« Le chemin qui mène à l’autodétermination est difficile, mais il est moins épuisant de le parcourir à plusieurs »

Axel Lankenau est père de deux garçons lourdement handicapés. Jonas (16) et Felix (14) sont tous deux atteints d’une maladie génétique rare, l’hypoplasie pontocérébrelleuse de type 2, une pathologie dégénérative du cerveau qui entraîne des troubles du développement sévères. La famille Lankenau et son quotidien font l’objet d’un film documentaire intitulé « Qui sommes-nous ? », qui sortira en juin 2021 dans les salles romandes.

La famille Lankenau, de gauche à droite : Axel, Jonas (16) et Felix (14)
La famille Lankenau, de gauche à droite : Axel, Jonas (16) et Felix (14)

« L’autodétermination pour Jonas et Felix, c’est par exemple d’avoir leurs propres soignants ». Telle est la réponse d’Axel Lankenau lorsqu’on lui parle de cet aspect central de la politique en faveur des personnes handicapées.

Des avantages du modèle de l’employeur
Depuis huit ans maintenant, la famille Lankenau emploie son propre personnel soignant. Grâce au modèle dit de l’employeur, la famille ne court pas le risque que les personnes qui soignent les enfants depuis des années et les connaissent très bien soient tout à coup affectées à une autre famille, comme ce pourrait être le cas lorsque les soins sont fournis par une organisation de soins à domicile. En huit ans, les soignants et la famille ont noué des relations étroites et surtout, une véritable confiance s’est établie.

Le coronavirus, une difficulté de plus
La pandémie de COVID-19 ne facilite évidemment pas les choses. Toute contamination aurait de graves conséquences pour Jonas et Felix – pour les soins à la maison d’abord, mais aussi pour leur santé en cas de complications graves, par exemple si les lits de réanimation devaient se faire rares et qu’il faille procéder à un tri des patients. La famille est donc en contact étroit avec les soignants et ensemble, ils ont établi un scénario de crise pour le cas où l’un d’entre eux serait testé positif. C’est un gage de sécurité.

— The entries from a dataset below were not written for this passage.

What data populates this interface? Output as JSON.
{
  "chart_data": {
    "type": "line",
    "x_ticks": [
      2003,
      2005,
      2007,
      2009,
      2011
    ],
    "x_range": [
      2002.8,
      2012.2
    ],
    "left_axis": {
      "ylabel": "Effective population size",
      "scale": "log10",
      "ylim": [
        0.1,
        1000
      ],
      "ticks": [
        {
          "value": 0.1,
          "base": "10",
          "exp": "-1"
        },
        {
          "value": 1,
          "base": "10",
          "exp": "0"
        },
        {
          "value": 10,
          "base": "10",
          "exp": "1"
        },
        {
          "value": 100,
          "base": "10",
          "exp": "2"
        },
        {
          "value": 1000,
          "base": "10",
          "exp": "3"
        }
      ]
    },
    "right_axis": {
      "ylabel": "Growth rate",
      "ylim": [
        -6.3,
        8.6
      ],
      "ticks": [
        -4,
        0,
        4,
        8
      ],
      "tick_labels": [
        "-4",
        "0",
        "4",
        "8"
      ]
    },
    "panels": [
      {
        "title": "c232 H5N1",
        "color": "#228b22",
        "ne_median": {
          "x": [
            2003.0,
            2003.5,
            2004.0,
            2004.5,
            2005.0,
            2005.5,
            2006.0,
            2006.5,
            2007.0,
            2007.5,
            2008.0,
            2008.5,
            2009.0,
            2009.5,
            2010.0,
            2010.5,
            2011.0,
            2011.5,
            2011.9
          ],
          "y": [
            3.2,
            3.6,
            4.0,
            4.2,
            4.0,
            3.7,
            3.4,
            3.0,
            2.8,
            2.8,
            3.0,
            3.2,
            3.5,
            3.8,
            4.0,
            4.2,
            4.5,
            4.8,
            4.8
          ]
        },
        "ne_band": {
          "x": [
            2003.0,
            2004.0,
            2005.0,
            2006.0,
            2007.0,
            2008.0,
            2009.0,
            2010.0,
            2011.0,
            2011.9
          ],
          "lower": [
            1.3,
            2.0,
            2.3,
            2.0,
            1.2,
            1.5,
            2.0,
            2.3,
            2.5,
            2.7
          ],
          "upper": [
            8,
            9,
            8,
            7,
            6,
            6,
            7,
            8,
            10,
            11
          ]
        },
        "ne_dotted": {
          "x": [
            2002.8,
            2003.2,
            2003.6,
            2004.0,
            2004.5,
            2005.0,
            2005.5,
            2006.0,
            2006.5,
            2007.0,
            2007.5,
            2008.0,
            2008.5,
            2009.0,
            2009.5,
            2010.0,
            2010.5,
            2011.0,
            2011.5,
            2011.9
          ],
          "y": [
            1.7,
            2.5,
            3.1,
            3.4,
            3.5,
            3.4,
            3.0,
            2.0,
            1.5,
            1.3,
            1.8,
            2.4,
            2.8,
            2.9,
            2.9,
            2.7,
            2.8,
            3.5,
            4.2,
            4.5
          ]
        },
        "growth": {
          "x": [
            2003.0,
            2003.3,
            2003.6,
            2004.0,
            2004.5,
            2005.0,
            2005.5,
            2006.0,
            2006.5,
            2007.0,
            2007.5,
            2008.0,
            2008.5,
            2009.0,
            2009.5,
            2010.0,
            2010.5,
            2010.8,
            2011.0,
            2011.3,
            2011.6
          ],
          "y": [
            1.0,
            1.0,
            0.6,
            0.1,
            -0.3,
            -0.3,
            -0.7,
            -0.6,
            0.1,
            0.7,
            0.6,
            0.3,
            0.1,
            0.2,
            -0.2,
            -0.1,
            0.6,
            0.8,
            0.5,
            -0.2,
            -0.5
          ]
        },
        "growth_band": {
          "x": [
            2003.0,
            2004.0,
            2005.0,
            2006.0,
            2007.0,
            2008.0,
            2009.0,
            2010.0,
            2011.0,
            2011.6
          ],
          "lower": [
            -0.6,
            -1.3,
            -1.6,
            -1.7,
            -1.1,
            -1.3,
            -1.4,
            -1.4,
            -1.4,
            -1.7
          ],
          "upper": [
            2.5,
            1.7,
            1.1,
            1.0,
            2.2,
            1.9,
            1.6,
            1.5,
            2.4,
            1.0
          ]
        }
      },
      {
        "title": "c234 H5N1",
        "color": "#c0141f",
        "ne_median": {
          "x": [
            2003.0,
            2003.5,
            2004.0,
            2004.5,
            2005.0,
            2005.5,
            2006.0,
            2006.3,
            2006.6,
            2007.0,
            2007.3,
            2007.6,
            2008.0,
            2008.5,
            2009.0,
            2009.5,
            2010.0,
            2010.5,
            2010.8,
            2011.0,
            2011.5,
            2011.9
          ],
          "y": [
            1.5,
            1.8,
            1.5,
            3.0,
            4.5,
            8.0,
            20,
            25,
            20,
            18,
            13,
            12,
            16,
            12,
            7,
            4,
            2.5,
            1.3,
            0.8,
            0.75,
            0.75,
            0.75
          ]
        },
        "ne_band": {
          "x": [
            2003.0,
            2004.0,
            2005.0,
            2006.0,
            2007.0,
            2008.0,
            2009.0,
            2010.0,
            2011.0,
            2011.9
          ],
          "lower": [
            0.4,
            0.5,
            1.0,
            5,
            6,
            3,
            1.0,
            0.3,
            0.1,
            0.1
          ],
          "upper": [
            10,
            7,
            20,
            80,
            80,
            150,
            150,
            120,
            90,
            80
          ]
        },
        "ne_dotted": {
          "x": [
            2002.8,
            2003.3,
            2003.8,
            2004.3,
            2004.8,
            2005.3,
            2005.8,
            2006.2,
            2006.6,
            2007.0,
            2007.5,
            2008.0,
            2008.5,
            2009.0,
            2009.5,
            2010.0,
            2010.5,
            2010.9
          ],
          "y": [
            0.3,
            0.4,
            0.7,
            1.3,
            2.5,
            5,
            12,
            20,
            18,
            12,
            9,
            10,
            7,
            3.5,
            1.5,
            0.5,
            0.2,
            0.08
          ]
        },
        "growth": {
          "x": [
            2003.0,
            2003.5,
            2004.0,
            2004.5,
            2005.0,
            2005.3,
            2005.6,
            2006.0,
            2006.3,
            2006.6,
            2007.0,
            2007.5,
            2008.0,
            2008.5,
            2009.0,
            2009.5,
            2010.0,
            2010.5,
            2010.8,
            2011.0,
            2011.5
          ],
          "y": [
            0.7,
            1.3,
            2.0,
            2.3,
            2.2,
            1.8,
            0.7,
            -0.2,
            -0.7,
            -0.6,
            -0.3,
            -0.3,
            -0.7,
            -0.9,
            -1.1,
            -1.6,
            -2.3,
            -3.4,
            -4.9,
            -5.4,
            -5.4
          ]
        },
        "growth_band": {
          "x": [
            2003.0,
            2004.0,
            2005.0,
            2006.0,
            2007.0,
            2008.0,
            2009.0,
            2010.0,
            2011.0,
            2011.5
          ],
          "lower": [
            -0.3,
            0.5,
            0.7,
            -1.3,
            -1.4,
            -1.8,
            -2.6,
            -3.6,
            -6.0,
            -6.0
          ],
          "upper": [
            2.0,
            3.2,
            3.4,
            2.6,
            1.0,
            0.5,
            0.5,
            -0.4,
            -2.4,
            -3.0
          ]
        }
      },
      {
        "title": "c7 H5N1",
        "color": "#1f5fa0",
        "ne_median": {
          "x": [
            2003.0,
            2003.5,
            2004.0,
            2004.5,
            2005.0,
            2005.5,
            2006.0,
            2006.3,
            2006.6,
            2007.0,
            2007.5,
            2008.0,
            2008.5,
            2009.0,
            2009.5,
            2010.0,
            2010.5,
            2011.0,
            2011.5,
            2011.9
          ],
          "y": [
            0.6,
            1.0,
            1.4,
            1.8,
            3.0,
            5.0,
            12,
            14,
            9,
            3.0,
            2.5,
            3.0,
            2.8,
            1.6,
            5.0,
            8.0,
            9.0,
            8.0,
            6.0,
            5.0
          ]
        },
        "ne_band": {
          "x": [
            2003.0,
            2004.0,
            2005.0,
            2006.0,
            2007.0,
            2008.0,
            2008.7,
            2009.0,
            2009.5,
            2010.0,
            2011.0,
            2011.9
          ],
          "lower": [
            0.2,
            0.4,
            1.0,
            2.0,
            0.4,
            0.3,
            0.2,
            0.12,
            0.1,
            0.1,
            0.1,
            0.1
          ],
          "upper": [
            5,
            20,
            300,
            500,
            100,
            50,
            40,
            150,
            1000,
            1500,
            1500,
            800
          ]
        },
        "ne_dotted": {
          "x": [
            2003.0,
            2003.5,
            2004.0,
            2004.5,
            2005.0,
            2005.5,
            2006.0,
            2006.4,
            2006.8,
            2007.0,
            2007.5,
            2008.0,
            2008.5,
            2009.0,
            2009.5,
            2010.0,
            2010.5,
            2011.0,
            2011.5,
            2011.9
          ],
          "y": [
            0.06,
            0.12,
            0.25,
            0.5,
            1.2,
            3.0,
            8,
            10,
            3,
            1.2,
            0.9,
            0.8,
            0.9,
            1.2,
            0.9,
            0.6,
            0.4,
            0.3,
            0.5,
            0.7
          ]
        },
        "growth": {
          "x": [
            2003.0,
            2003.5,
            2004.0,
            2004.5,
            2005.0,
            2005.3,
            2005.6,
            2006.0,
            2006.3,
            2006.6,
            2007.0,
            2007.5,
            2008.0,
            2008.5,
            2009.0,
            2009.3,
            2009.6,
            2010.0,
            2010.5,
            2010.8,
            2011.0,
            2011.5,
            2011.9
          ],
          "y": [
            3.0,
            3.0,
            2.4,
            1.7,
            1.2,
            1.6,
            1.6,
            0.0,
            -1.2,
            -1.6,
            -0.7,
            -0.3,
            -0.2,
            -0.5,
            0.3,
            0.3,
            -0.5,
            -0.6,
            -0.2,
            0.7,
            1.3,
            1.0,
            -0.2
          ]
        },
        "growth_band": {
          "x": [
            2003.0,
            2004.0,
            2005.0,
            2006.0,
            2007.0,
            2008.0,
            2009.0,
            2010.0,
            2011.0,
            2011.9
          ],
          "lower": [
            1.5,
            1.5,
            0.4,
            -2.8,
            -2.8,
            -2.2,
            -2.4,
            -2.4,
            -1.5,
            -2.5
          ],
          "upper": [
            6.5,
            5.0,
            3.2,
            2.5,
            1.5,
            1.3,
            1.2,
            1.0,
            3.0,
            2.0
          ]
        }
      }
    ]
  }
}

Participer à la vie en société. Partout. Toujours
Pour Axel Lankenau, désormais père célibataire, il est important que Jonas et Felix puissent participer à tous les aspects de la vie en société. Ses deux garçons vont ainsi dans une école privée inclusive qui accueille des enfants avec et sans handicap, ce qui, explique le père, favorise beaucoup la compréhension mutuelle et donc l’inclusion. À la fin de sa première année de scolarité, la maîtresse de Jonas a demandé à la famille s’il était possible de venir voir Jonas à la maison, une demande qui lui a fait très plaisir et qui a abouti à l’organisation, juste avant les vacances d’été, d’une fête pour rattraper l’anniversaire de Jonas. Tous ses camarades ont voulu venir, mais pour des raisons de place, le nombre de participants a toutefois été limité à dix. « Jonas était fier comme un paon de pouvoir accueillir tous ses amis chez lui », raconte avec satisfaction Axel Lankenau. Cela a fait très plaisir à toute la famille de voir l’intérêt que ses copains de classe portent à Jonas ; quant à savoir si Jonas serait lui aussi invité à un anniversaire, la réponse ne s’est pas fait attendre puisque, le jour de la rentrée, le garçon a reçu une invitation pour fêter l’anniversaire d’un élève sans handicap. Jonas continue en outre de voir régulièrement un copain de l’école primaire. Alors que ce dernier est au gymnase depuis quatre ans et que les deux amis ne peuvent plus se voir quotidiennement, leur amitié a perduré. Et il en va de même pour Felix et ses amis.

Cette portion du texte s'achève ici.